Opportunity Cost vs. Marginal Cost

Difference Between Opportunity Cost and Marginal Cost

The concept of marginal price and opportunity cost is important in manufacturing and production industries. Although not directly related to each other, they play an important role in determining increase of production in the most profitable manner. This article will take a closer look at the two concepts and will point out differences between the two.

What is Opportunity cost?

The opportunity cost refers to the sacrifice of the highest value of a product that a company must make to produce another article. In other words, it refers to the prospect of gain which we must give up by taking alternative measures. From the perspective of investment is the difference that is there between the returns from the chosen mode of investment and the one that was ignored or missed. If you had an option of investing in a stock that produces 10% within a year, but chose another stock that produces only 6%, we say that your opportunity cost is the difference in these two i.e. 4%.

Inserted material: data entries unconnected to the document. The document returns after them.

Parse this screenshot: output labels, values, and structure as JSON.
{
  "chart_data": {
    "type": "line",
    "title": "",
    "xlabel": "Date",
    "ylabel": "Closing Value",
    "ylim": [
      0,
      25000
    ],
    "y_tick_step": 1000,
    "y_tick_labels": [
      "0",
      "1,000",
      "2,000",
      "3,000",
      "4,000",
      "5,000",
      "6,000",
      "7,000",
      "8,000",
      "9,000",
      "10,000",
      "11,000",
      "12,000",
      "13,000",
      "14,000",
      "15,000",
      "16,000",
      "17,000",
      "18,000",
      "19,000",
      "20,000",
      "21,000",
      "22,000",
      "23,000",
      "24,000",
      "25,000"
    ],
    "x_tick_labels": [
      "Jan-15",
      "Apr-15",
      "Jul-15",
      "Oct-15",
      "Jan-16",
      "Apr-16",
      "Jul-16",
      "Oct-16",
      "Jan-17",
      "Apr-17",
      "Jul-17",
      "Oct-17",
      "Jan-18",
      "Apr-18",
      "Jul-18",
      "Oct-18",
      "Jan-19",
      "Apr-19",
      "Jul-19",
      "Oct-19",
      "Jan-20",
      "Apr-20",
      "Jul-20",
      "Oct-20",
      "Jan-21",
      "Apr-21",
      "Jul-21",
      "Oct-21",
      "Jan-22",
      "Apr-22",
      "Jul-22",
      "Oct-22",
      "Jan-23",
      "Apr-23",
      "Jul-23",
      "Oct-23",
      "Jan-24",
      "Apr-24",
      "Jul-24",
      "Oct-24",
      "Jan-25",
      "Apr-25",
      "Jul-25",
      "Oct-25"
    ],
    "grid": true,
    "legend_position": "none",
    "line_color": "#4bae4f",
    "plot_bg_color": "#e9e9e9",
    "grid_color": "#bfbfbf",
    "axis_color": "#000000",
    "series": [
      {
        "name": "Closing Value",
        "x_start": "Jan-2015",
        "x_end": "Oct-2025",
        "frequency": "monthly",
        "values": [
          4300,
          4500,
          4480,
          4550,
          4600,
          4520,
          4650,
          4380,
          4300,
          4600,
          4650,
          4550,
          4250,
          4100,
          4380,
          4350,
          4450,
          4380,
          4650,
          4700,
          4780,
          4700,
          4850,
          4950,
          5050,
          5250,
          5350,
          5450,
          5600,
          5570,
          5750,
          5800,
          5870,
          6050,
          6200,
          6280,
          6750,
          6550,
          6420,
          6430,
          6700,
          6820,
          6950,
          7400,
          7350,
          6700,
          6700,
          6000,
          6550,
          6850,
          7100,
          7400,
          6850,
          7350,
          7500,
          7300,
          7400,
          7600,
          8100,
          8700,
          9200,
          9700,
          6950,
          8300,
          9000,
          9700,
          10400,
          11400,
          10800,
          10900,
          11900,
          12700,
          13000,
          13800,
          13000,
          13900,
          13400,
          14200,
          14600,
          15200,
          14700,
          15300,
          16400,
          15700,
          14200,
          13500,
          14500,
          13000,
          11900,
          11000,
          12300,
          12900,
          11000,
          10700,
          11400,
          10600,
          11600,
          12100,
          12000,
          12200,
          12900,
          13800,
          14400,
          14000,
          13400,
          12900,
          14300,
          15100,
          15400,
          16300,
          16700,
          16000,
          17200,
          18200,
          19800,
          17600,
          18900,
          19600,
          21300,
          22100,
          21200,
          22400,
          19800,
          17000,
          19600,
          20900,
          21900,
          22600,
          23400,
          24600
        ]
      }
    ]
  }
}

In real life, we often encounter many opportunities and choose the one that we think is best for us. In this way, we end up giving up other opportunities that all together form the opportunity cost. If an executive enrolls himself in a MBA program as a result of being dissatisfied with his current salary and with the expectation of better salary in the future after being a MBA, the opportunity cost is the sum total of his annual salary and the fees that he has to pay to the business school. Yet in real life situations, calculation of opportunity cost that one incurs while giving up other opportunities in order to choose one particular opportunity is not as simple as it appears.

What is the marginal cost?

The marginal price is a concept that is applicable in the production units and referred to the change in the total price if an extra piece that is being produced in a cycle of operation. So it is represented as the extra price charged to produce an additional unit.

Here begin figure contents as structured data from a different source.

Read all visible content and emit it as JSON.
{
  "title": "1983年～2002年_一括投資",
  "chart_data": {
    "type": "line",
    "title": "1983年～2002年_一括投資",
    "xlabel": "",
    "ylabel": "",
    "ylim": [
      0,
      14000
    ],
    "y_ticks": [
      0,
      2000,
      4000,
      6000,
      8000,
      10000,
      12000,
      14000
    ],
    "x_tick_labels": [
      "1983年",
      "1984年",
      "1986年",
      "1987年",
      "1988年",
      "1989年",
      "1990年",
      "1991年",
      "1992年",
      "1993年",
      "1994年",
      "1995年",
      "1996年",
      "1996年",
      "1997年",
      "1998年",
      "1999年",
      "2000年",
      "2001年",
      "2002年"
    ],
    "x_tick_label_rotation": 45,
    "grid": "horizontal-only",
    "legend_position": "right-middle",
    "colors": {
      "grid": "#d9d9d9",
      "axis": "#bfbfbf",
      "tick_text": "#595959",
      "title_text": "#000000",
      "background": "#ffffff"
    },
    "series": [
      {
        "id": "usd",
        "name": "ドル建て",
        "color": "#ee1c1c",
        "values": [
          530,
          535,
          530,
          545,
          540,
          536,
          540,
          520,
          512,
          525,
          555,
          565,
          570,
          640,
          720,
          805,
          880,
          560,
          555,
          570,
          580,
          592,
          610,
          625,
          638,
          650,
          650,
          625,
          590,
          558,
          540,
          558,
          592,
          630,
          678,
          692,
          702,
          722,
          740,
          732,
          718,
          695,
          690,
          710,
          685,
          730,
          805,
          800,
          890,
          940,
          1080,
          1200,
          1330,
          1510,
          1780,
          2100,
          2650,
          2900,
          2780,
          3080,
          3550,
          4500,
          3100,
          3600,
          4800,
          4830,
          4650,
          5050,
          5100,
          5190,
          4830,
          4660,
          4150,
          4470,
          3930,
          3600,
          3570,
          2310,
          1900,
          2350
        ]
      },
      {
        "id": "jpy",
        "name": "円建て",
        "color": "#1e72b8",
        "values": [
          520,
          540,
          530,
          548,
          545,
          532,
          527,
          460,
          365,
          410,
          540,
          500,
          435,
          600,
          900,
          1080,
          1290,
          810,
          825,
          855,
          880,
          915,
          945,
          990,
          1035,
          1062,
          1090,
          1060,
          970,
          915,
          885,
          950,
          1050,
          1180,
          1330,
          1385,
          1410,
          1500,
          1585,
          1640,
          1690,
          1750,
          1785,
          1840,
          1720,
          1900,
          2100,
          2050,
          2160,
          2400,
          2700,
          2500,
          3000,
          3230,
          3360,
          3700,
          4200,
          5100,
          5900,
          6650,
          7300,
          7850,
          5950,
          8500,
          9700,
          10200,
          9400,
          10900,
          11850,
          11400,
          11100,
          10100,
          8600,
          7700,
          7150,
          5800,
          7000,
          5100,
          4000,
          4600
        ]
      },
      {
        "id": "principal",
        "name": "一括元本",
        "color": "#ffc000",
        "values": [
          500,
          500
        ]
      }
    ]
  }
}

Suppose in a small factory, 100 pieces are produced in one day and owner decides to produce a more unit, then he/she requires not only the additional commodity, but also has to pay overtime to the workers involved in the production work and this will weigh on his/her skillful mind before he decides to increase production. In case of a plant operating at the highest capacity, the marginal price is always high. However, since the raw material can be bought in bulk at cheaper prices, production of extra article results in a fall in the marginal cost.

The marginal cost varies widely from industry to industry and also from one product to another. Some economists prefer to call the marginal cost as the price of opportunity associated with producing an additional unit. If profits are higher than the cost incurred in producing one more unit, the owner may sell well in the production of this additional unit. If, however, the opportunity price is higher than the profits that are ultimately made, the factory owner chooses to let go of the idea of producing one more unit.